Football Outsiders On Freakonomics Blog

Freakonomics is probably the greatest book ever written of our generation. Yes, we baseball nerds love to jerk it to Moneyball and everyone who believes RBI is a crap stat has read and enjoyed Moneyball. But the ultimate "stat" book ever written was one written about life: Freakonomics.

Well the authors of Freakonomics have an awesome blog sponsored by the New York Times and recently had Football Outsiders co-creator/author Bill Bramwell on to talk to him about football. For the many of you who don't know, Aaron Schatz is essentially the Bill James of what I call "football sabermetrics" and Bill Bramwell is, I'll say, the Voros McCracken of football sabermetrics. Or maybe DME's daddy Tom Tango. Well whoever the #2 guy is in actual sabermetrics.

Normally I'm not a big fan on Bill Bramwell (and it's not because he yelled at me), but I found this talk fascinating. You can read the full "interview" here but here are some excepts from the chat.

Q. As a Bills fan, I’m interested to hear your thoughts on perennial cellar dwellers. Have you found any statistical indicators of pending turnarounds?

A. The miracle turnaround you speak of is often accompanied by a remarkable, unexpected, drastic shift in team health.

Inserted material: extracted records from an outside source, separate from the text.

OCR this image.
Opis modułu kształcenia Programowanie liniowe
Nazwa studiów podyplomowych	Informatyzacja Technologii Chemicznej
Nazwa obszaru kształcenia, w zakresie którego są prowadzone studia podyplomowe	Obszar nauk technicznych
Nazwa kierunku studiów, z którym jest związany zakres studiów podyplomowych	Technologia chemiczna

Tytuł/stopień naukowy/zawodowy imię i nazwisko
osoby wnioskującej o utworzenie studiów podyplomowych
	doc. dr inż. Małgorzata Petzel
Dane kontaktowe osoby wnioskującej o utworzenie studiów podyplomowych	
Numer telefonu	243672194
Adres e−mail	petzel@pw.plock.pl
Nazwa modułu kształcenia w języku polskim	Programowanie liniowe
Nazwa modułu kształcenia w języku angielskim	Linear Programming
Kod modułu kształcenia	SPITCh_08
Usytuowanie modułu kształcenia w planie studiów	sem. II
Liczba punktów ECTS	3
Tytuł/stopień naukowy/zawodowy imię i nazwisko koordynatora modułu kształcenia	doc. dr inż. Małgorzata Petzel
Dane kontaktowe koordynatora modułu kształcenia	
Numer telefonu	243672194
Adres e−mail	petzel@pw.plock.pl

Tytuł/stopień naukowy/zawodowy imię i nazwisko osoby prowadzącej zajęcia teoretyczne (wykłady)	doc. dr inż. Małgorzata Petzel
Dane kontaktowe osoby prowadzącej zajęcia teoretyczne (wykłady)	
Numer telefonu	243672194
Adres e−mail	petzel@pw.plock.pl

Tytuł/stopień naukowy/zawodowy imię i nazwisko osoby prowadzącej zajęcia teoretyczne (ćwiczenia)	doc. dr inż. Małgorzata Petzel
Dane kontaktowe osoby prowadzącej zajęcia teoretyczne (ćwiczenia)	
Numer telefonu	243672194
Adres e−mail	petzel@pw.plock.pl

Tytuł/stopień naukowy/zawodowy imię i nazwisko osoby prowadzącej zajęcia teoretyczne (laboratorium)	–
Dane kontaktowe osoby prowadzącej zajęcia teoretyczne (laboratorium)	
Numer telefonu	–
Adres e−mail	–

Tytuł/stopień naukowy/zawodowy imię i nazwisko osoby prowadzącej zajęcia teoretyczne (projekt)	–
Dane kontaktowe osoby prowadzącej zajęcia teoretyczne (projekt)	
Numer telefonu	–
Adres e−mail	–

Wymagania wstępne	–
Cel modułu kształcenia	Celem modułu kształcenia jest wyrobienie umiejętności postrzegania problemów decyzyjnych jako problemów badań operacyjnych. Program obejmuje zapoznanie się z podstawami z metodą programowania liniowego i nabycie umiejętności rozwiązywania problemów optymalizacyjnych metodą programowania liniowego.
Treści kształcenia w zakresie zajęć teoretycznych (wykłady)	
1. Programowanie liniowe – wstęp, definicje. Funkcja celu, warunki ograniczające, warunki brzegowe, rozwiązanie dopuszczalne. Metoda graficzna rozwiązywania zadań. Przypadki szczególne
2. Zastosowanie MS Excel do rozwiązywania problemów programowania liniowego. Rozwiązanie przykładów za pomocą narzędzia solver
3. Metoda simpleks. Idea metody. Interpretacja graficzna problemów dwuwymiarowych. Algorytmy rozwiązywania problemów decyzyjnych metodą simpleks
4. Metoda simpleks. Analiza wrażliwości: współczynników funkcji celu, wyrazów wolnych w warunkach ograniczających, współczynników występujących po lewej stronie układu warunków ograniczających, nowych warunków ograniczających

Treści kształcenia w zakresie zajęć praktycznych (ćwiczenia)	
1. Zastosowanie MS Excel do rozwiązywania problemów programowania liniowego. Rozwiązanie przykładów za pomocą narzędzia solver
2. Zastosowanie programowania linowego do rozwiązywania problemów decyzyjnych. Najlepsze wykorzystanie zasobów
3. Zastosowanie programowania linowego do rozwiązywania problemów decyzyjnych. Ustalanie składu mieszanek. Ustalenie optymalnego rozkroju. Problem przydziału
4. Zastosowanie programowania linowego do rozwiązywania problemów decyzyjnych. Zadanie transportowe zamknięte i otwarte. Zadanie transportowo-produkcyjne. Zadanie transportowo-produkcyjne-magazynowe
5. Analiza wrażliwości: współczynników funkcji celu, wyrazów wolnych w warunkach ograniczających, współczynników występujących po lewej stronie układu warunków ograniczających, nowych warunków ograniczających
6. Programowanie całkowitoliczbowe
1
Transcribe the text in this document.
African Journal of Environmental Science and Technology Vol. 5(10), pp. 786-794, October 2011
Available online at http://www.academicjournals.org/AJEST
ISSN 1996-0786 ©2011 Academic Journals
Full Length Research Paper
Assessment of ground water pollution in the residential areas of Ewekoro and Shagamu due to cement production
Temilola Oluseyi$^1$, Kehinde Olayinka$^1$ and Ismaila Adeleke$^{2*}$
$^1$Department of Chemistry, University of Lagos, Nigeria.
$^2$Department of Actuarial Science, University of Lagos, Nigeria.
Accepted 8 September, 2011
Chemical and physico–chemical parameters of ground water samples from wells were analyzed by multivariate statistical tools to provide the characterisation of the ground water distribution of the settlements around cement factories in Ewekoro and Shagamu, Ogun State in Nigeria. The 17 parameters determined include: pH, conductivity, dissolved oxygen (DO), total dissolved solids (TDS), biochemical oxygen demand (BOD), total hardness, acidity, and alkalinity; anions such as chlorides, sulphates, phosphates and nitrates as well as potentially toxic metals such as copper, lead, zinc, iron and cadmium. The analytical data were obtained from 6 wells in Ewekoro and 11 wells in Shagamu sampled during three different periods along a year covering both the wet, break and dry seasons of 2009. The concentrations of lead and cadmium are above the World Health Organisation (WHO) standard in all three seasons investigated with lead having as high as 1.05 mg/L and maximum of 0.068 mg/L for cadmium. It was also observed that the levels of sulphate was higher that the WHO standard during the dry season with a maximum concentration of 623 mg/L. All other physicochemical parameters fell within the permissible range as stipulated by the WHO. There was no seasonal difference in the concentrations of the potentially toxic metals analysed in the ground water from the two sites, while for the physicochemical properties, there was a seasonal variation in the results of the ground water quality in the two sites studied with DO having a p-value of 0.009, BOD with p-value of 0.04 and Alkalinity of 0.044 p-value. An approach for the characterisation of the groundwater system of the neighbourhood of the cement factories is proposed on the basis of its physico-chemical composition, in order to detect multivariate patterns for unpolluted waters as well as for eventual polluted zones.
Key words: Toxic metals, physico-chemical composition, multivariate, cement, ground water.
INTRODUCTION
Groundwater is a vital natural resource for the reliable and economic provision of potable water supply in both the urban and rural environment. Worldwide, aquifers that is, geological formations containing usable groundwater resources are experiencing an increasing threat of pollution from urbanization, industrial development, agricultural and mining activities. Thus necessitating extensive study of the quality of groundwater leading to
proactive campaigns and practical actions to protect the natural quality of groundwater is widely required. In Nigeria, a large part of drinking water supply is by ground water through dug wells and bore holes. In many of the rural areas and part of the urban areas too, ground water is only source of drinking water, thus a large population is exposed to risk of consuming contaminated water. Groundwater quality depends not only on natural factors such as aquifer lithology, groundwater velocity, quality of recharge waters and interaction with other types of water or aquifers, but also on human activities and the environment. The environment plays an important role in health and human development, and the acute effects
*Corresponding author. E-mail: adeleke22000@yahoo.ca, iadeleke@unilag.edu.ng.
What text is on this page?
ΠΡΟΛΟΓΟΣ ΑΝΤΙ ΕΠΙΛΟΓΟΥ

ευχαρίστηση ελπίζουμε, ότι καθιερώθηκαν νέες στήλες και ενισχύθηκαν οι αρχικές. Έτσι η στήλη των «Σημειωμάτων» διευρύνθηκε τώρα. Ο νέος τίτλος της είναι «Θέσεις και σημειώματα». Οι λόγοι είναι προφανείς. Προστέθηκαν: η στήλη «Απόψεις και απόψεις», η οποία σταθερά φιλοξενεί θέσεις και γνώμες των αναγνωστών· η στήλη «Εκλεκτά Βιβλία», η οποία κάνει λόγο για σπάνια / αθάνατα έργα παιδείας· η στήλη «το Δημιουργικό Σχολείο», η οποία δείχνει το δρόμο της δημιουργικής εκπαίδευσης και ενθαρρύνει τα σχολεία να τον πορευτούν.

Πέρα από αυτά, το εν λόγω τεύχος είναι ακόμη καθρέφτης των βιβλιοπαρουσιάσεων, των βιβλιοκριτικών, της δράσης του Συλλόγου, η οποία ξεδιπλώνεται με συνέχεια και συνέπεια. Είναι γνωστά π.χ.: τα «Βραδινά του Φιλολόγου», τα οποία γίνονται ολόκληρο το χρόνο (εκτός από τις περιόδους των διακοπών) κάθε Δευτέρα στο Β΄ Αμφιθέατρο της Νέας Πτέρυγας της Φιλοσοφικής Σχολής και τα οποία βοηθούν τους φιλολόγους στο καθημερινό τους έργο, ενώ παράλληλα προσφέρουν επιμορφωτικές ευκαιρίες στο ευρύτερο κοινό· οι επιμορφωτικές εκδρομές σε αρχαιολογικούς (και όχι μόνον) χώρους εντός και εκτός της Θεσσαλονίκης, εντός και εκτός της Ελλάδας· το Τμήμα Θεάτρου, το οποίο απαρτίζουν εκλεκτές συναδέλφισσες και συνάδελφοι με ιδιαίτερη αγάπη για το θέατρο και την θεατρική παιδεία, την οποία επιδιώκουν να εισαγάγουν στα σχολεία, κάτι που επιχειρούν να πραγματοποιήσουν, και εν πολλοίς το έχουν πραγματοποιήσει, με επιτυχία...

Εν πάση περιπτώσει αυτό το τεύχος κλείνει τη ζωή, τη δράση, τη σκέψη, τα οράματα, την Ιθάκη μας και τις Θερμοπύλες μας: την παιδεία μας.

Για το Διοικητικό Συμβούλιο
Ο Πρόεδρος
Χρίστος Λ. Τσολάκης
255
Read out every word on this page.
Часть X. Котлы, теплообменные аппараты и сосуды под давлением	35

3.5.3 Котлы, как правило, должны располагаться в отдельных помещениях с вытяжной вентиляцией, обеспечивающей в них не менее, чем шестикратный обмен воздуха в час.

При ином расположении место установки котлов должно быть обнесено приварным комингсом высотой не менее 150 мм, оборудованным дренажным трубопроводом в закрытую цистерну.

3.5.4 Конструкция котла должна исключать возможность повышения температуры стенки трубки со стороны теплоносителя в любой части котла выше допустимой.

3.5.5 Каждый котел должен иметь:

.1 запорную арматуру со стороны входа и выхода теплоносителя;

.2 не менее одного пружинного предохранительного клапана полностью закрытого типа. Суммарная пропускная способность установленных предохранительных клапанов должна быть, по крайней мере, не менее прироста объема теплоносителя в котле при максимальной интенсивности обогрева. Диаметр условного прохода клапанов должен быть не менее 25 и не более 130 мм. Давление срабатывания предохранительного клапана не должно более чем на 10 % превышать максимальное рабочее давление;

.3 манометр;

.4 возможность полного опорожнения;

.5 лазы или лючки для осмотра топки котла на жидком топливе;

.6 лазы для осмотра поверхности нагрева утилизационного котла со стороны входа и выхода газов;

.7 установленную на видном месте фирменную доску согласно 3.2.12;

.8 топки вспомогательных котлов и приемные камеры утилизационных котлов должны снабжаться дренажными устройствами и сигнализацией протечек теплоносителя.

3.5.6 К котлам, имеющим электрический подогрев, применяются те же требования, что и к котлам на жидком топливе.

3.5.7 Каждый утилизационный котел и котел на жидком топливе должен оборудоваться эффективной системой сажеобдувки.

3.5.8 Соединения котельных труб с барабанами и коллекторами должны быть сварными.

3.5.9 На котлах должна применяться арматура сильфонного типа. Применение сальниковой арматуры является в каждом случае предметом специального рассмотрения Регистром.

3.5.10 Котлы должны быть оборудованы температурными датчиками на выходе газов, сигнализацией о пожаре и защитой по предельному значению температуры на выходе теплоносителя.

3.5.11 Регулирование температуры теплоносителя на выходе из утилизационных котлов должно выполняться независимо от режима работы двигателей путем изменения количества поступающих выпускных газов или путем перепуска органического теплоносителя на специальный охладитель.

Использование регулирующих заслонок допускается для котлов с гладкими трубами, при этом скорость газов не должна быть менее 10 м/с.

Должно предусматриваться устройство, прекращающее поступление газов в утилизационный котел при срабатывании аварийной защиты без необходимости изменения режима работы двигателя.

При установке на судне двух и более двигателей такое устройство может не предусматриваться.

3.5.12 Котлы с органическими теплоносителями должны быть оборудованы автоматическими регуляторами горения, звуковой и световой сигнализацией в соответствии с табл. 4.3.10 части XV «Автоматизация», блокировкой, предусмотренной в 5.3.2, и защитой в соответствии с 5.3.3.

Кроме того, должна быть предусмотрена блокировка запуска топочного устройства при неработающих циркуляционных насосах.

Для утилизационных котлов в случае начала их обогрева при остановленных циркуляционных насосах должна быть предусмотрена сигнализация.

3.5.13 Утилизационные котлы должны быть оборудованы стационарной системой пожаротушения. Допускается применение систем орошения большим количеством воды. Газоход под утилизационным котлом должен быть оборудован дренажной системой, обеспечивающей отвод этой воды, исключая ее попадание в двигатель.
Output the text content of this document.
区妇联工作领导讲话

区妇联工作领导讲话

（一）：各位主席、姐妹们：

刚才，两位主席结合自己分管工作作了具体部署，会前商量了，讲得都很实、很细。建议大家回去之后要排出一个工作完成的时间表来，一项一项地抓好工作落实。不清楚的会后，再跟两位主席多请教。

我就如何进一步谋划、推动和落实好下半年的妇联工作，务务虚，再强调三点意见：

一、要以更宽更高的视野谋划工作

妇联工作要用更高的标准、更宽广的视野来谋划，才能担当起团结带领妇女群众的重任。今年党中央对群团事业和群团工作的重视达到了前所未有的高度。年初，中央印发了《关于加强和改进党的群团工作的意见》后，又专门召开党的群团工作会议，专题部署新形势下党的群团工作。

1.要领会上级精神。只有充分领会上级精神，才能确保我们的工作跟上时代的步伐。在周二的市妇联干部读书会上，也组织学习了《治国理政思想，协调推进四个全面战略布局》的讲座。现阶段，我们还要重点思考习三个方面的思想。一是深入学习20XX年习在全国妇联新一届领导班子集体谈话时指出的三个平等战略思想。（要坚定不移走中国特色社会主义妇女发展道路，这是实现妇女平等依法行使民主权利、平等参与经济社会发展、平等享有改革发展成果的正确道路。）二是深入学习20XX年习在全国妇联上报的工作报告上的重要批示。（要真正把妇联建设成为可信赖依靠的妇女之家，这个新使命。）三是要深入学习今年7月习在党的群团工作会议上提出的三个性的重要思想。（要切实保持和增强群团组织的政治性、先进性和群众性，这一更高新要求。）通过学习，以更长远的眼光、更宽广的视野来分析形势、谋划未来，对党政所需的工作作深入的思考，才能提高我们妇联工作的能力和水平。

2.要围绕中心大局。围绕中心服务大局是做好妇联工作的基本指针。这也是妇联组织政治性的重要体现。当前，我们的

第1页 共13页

We’ve found in the past that about 25 percent of a team’s year-to-year change in wins is accounted for by the change in their injury rate.

As examples, consider the biggest swings in win-loss record from each of the past two seasons. In 2007, the Miami Dolphins went 1-15. By Adjusted Games Lost (our proprietary injury metric and a variant on the HGL metric that is mentioned in the link above), they were the eighth most-injured team in football. A year later, they went 11-5, shocking everyone en route to an AFC East title. While much of the credit was given to the team’s quickly-overrated “Wildcat” offensive scheme, there was one patently obvious factor driving their success: the Dolphins had become the league’s fourth-healthiest team.

Q. Do you account for personality and psychological effect?

A. Although I don’t think anyone doubts that there are intangible effects and they affect both the motivation and performance of players, I don’t think we can ascribe statistical significance to those ideas. We could probably come up with motivations for every quarterback in the league: Eli Manning wants to get back to the Super Bowl and erase his team’s humiliating finish to last season. Donovan McNabb wants to prove that the Eagles shouldn’t have traded him. Kevin Kolb wants to prove that the Eagles were right. Tony Romo wants to stop the chatter about how he can’t get it done in big games. There’s the NFC East right there.

You’ll also note that only skill position players (quarterbacks, running backs, wideouts, and tight ends) and the occasional prominent defensive player are ascribed motivations. You’ll never read a game story about how the left guard was clutch and willed his team to win.

Q. To what degree does luck play in determining the outcome of a game?

A. When it comes to an individual game, luck plays a far bigger role than anyone cares to admit. We know that the act of recovering a fumble is almost entirely luck, and that the distance of a fumble (or interception) return is mostly random, but a game can very well come down to who recovers the fumbles or whether a player slips on a return.

There are also factors that we see regress towards the mean on a seasonal level that can drive huge single-game swings in performance. Research published by Football Outsiders in the Times suggests that a kicker’s field goal accuracy is mostly random from year-to-year. We’ve also found that teams have no ability to influence the success rate of field goals taken against them

Q. How well can you isolate the play of any particular player (e.g., the RB) from that of his teammates (e.g., the O-line)? Who contributes more to a 2000-yard season, the RB or the line?

A. We’re nowhere near the point of valuing a player as being worth a number of wins, because we’re light-years away from quantifying all the things a player does. I doubt we’ll ever have a reliable “wins” metric because there are too many interactions between positions that we can’t account for in football. Take a quarterback, for example: even if we were to develop a measure of performance that stripped out the effects of his receivers and offensive line and placed his passing performance in a perfect, league-average context, we’d have to account for how he read defenses and called audibles at the line, how effective he was in setting up defenses on the play-fake, whether he had any impact on the running game versus an average quarterback … it’s not a realistic goal.